Pisiffik A/S is a chain of Greenlandic stores. The company is the largest privately owned commercial company in Greenland, and is a subsidiary jointly owned by NorgesGruppen, the Norwegian grocery wholesaling group, the Danish investment company KFI, and Greenland Venture, a state-owned investment firm.

History 
Pisiffik was first established in 1993 as KNI Pisiffik A/S, a subsidiary of Greenland's KNI conglomerate. Based in Greenland's larger towns, it was an experiment in running the stores without a government subsidy, while KNI Pilersuisoq continued to operate the more distant and less profitable outposts.
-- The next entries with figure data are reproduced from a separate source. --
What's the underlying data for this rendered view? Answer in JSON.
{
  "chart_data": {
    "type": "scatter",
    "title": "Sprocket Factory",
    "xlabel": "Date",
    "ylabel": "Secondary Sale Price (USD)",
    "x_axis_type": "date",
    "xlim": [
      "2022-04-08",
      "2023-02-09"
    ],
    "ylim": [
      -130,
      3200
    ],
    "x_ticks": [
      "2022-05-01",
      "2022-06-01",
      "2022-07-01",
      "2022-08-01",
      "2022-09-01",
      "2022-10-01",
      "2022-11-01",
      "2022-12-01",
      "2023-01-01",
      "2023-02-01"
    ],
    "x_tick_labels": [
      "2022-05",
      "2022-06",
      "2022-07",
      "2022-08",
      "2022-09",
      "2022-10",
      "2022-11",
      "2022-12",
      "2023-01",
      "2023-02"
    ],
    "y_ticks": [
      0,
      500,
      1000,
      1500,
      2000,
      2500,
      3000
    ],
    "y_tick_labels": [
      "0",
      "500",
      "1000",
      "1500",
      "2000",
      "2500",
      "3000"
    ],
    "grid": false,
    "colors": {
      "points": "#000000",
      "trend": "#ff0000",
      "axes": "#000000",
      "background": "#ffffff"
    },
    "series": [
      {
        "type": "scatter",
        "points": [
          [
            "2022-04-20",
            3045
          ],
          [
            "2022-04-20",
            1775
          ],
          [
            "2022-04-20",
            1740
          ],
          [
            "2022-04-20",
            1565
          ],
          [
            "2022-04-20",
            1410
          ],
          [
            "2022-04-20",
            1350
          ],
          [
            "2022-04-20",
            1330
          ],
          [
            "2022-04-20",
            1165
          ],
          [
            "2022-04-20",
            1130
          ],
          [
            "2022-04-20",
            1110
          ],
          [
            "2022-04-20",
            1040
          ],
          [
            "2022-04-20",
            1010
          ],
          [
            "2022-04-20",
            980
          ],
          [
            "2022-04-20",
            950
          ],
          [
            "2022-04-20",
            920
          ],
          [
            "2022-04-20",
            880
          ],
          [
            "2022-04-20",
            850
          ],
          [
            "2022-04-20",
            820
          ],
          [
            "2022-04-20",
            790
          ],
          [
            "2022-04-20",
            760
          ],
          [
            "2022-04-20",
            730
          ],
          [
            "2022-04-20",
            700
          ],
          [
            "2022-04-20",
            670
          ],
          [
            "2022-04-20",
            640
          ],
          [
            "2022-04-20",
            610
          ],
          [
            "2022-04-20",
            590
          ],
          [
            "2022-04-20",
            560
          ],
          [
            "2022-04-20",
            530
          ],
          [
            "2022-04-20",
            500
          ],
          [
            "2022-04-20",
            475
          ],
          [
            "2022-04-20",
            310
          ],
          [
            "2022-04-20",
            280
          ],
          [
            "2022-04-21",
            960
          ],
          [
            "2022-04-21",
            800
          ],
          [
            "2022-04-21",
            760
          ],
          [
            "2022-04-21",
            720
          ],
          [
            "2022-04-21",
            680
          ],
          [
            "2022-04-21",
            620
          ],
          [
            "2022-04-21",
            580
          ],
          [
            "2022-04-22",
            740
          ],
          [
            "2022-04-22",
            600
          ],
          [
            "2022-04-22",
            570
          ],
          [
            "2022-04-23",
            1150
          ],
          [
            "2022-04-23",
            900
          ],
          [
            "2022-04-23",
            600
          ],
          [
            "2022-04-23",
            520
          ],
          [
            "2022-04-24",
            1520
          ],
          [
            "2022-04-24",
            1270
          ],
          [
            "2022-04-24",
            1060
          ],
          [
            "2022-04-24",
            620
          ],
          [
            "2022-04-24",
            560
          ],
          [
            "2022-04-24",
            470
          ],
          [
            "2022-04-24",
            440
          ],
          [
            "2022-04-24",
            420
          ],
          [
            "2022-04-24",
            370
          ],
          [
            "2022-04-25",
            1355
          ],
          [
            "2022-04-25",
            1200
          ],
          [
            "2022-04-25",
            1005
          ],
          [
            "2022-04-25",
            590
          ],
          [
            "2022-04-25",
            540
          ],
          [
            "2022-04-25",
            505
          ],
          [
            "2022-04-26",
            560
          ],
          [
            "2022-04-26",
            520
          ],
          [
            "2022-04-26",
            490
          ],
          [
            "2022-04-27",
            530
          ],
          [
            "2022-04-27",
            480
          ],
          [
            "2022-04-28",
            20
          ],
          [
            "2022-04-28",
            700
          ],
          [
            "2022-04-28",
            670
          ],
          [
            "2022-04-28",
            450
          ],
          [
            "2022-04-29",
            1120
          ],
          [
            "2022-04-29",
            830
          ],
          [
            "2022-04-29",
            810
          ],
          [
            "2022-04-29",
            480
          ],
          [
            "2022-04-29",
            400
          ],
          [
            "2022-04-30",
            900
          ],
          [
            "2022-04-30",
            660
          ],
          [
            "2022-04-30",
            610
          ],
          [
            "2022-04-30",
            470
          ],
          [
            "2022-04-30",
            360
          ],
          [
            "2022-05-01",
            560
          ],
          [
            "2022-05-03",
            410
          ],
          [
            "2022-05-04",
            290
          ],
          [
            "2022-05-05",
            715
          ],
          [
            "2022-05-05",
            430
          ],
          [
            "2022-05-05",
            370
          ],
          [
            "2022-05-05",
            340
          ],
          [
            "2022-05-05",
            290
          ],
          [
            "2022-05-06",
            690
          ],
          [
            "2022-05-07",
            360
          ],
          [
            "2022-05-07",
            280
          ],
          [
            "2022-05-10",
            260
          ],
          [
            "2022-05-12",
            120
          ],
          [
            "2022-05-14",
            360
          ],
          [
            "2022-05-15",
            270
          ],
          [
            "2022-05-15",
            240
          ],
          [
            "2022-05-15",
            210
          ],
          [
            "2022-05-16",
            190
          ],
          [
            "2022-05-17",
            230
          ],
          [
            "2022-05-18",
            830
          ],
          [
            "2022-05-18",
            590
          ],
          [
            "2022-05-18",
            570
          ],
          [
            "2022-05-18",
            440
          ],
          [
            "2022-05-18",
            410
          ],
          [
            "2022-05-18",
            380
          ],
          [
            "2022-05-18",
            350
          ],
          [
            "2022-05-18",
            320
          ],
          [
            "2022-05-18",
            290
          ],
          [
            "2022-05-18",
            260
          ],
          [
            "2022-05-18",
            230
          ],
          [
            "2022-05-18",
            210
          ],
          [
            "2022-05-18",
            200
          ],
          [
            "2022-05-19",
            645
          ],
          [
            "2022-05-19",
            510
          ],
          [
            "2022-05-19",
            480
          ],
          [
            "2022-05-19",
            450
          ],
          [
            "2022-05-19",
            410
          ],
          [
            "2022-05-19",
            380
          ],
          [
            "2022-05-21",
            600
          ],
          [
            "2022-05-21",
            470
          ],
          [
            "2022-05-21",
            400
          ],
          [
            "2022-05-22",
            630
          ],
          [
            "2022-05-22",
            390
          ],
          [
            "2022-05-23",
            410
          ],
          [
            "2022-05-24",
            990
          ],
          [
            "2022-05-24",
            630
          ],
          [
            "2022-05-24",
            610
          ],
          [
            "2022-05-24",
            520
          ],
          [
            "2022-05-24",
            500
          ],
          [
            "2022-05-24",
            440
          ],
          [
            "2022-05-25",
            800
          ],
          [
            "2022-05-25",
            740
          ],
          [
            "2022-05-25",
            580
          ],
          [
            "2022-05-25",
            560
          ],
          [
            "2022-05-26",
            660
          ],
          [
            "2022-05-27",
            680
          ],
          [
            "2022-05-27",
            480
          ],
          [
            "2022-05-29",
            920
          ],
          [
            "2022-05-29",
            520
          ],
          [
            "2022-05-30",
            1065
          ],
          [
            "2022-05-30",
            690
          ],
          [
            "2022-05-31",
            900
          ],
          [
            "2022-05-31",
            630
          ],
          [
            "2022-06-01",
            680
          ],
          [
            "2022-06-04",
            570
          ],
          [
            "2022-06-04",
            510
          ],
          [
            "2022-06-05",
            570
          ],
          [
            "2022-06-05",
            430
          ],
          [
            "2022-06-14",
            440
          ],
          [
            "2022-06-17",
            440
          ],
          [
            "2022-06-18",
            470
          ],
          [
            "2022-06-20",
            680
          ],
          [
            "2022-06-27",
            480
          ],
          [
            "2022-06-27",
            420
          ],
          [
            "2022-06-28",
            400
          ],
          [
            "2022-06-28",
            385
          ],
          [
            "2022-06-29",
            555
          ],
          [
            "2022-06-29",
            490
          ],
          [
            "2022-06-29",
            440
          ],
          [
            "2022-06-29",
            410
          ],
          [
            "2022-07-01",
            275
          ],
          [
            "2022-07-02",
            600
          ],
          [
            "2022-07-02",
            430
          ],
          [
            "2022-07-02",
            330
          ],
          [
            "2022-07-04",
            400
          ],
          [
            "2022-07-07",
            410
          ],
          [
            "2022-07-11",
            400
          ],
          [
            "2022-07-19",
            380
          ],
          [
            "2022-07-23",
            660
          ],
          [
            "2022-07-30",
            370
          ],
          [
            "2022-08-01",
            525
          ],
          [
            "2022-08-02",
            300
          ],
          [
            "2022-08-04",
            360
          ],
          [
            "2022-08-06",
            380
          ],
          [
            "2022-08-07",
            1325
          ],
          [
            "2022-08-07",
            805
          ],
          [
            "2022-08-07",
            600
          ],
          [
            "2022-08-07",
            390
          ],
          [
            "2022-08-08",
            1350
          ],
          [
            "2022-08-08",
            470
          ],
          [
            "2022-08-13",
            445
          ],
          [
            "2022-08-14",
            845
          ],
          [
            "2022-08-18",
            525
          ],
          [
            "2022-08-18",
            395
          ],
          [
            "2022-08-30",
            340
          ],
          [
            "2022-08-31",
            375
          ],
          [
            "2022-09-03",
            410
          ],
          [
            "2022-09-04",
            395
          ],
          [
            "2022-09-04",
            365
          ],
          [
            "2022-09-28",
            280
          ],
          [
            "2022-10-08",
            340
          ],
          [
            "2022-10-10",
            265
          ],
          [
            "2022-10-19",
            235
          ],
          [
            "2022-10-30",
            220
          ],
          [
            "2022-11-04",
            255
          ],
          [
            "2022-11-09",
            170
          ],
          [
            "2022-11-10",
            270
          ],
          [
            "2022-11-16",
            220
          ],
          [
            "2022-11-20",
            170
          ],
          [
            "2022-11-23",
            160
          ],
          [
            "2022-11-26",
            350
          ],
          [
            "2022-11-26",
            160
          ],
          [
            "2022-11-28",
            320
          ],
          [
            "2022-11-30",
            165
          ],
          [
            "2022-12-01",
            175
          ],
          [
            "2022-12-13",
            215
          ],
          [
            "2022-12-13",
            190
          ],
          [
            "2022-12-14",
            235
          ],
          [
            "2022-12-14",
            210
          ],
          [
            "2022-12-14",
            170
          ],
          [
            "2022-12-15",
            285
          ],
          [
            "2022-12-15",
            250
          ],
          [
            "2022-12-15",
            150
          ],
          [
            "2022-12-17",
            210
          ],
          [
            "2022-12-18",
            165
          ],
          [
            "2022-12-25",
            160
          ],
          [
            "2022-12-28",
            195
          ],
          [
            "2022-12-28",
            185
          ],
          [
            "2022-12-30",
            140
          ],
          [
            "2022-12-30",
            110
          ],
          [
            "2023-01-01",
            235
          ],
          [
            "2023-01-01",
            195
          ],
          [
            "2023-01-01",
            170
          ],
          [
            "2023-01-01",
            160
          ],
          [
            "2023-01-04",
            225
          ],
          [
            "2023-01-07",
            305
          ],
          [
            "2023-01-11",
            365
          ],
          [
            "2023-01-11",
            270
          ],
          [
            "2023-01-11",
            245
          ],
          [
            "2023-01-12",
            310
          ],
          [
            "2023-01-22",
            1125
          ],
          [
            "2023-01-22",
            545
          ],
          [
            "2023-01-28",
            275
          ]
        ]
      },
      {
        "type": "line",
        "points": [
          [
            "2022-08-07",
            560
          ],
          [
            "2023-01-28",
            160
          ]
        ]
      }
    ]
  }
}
The present Pisiffik A/S was spun off as a separate company in 2001 when Danish company Dagrofa bought Pisiffik as part of a privatization of parts of KNI. Dagrofa sold its shares to the current owners in 2015. In 2016, the headquarters were moved from Sisimiut to Nuuk.

Operations 

Pisiffik's approximately 40 stores are found in the six largest towns in Greenland: Aasiaat, Ilulissat, Maniitsoq, Nuuk, Qaqortoq, and Sisimiut.

Brands 
Pisiffik A/S includes the following brands:
 Pisiffik - Supermarkets
 SPAR - Grocery stores
 Akiki - Discount store
 Pisattat - Consumer electronics stores
 Torrak Fashion - Clothing stores
 JYSK - Furniture stores
 Elgiganten - Consumer electronics stores
 Nota Bene - Consumer electronics store in Nuuk
 SuKu - Home decor stores

Pisiffik also owns wholesaler KK Engros.